Alors qu'on commence à comprendre les effets néfastes sur la santé des composés antiadhésifs ou antitaches qui servent notamment à fabriquer le Téflon, deux nouvelles études permettent de voir à quel point la population y est exposée. Elles démontrent aussi que les enfants y sont plus sensibles.

Ces «composés perfluorés», dont le plus commun est l'acide pentadécafluoro-octanoïque, connu sous l'acronyme anglais PFOA, sont utilisés dans certains emballages alimentaires, les tissus imperméables, les tapis et de nombreux autres produits courants, qui portent des marques comme Téflon, Scotchguard et Gore-Tex.

Les PFOA sont très persistants dans l'environnement et contaminent la chaîne alimentaire sur toute la planète. On a pu constater notamment que leur concentration dans le sang des ours polaires s'accroît de 2,3% par année.

Les enfants plus sensibles

Dans une étude publiée mardi, des chercheurs qui avaient observé le voisinage d'une usine de la société DuPont en Ohio et en Virginie Occidentale ont démontré que, à exposition égale, les enfants absorbent plus de PFOA que leur mère.

«Les enfants semblent concentrer le produit chimique plus que leurs mères jusqu'à l'âge de 12 ans, notent les chercheurs, dans la revue Environmental Health Perspectives. Ceci est probablement dû à l'eau potable ainsi qu'à l'exposition dans l'utérus et par l'allaitement.»

Cette recherche dirigée par les Instituts nationaux de la santé des États-Unis fait suite à une poursuite de résidents de la région contre DuPont, pour contamination de l'eau souterraine. L'usine produit des composés perfluorés depuis 1951. La poursuite s'est réglée à l'amiable en 2005, avec entre autres l'engagement d'étudier l'exposition de la population aux composés perfluorés. Environ 69 000 personnes ont participé à cette étude.

Plus tôt cette semaine, une autre recherche révélait que plus les enfants sont exposés aux PFOA, moins ils répondent aux vaccins contre le tétanos et la diphtérie. Ils sont donc plus vulnérables à ces maladies.

Publiée dans The Journal of the American Medical Association, c'est une des recherches les plus probantes sur les effets de ces produits chimiques sur l'organisme à des niveaux très répandus en Amérique du Nord et en Europe. Ces niveaux sont 100 fois inférieurs aux plus récentes normes européennes, les plus sévères.
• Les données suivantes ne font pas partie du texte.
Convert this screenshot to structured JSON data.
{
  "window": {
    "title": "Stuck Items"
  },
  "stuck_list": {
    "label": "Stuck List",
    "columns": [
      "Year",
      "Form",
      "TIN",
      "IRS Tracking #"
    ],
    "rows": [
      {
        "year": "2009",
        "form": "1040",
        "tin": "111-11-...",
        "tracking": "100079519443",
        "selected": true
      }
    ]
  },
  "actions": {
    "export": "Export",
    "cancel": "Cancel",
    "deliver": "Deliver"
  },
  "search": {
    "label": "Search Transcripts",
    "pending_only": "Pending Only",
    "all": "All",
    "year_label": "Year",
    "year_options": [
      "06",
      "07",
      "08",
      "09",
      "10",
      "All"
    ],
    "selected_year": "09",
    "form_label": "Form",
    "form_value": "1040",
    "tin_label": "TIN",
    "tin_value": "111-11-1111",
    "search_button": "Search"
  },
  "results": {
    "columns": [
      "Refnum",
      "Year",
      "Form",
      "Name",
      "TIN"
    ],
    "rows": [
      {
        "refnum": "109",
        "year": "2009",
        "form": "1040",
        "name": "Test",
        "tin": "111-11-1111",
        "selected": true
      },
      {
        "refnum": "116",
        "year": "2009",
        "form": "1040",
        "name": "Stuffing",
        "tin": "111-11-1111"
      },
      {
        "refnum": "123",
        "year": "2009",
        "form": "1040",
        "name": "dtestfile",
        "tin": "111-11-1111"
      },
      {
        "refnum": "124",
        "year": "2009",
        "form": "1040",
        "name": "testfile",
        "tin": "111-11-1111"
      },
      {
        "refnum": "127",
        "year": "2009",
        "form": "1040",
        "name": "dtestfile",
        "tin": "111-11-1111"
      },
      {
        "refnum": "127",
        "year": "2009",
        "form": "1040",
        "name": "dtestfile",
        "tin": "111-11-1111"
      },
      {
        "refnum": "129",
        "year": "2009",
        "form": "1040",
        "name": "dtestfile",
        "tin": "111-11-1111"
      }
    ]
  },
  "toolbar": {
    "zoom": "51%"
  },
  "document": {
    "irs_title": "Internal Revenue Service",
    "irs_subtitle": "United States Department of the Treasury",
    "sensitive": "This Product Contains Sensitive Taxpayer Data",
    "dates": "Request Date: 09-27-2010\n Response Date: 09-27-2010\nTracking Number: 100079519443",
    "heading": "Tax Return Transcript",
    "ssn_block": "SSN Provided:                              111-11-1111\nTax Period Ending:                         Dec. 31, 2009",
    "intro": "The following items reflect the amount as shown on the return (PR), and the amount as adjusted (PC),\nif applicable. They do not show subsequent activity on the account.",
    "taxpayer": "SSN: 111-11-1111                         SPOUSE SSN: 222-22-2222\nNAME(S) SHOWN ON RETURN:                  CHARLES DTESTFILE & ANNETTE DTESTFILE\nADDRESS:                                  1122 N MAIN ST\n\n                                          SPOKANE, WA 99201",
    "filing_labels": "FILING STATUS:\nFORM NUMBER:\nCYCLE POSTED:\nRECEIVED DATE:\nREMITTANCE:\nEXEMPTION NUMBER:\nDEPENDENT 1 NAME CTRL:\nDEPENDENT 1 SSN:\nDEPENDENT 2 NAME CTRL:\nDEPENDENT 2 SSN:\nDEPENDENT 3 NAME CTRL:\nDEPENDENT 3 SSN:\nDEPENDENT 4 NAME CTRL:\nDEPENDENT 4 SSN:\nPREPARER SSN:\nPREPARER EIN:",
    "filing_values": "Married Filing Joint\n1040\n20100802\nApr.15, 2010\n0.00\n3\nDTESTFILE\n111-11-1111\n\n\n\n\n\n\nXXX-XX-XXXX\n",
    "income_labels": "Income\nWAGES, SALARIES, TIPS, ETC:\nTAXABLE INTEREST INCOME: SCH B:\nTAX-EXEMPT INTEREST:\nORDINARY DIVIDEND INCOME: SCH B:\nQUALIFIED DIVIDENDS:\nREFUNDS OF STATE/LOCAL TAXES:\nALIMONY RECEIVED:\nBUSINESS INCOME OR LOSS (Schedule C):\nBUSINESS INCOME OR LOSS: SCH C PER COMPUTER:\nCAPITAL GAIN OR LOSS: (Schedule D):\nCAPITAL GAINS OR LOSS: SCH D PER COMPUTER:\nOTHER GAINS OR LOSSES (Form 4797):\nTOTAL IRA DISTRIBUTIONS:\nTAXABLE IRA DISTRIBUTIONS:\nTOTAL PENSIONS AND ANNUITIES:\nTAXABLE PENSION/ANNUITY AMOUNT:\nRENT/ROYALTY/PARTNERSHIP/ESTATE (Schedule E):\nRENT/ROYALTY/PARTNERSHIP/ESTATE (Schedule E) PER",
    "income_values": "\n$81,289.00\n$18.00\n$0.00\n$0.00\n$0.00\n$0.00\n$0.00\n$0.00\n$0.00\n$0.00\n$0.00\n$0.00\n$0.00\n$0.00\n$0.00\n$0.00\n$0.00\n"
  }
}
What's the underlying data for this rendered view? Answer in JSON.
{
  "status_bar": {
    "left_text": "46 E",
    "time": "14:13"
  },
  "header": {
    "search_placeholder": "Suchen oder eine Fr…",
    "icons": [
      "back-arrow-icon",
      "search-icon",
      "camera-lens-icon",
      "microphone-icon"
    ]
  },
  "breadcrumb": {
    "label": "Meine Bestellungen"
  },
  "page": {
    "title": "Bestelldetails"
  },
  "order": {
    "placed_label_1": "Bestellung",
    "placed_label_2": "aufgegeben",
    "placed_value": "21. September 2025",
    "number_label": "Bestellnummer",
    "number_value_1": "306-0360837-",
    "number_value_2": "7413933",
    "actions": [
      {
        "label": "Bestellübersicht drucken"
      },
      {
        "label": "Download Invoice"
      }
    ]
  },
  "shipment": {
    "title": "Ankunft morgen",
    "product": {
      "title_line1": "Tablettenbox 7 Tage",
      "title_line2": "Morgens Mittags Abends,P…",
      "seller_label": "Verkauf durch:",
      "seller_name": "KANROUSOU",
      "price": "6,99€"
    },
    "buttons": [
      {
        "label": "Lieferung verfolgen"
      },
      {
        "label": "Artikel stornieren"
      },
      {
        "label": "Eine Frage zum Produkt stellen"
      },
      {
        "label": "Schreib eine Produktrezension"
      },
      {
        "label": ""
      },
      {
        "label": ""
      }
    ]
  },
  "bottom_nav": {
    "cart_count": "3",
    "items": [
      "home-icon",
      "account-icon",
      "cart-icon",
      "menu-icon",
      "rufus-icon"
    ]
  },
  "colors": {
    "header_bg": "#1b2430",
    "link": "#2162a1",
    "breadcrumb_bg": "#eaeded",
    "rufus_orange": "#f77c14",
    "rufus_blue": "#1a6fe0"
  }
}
Dans le cas de l'étude sur les vaccins, dont La Presse a fait état mercredi, l'exposition aux composés perfluorés était principalement due à l'alimentation. Mais une troisième étude, publiée récemment dans la revue Environmental Science and Technology, montre à quel point il est difficile d'échapper à ces produits. En particulier dans les bureaux.

Exposition par inhalation

Les chercheurs ont analysé l'air dans 30 bureaux répartis dans 7 édifices de la région de Boston. Ils y ont identifié des concentrations variables de composés perfluorés. Ils ont aussi analysé le sérum sanguin de 31 travailleurs et ont observé une corrélation entre le taux de PFOA dans leur sang et le taux de produits perfluorés dans l'air.

Même si cela tombe sous le sens, c'est la première étude à le démontrer. Jusqu'ici, on ne croyait pas que l'exposition par l'air au PFOA était très importante.

Les chercheurs ont noté que les personnes les plus exposées étaient celles qui travaillaient dans les bâtiments les plus récents. «L'inhalation d'air intérieur pourrait représenter une source d'exposition importante, en particulier pour les travailleurs de bureau», concluent les chercheurs.

En raison de la persistance des produits perfluorés dans l'environnement, Santé Canada a lancé une «évaluation préalable» sur ces produits. Le rapport final est attendu ce printemps. Jusqu'ici, souligne Santé Canada, «les études épidémiologiques réalisées chez l'être humain n'ont pas permis d'établir une relation causale entre l'exposition (au PFOA) et des effets néfastes sur la santé».

En 2008, Santé Canada jugeait qu'il y a une marge suffisante entre les concentrations associées à des effets néfastes chez les animaux de laboratoire et celles mesurées dans la population «pour assurer une protection adéquate compte tenu des incertitudes présentes».

«Le gouvernement continue de surveiller les nouveaux renseignements scientifiques sur les PFOA et prendra action davantage si nécessaire», a affirmé hier Santé Canada, en réponse aux questions de La Presse.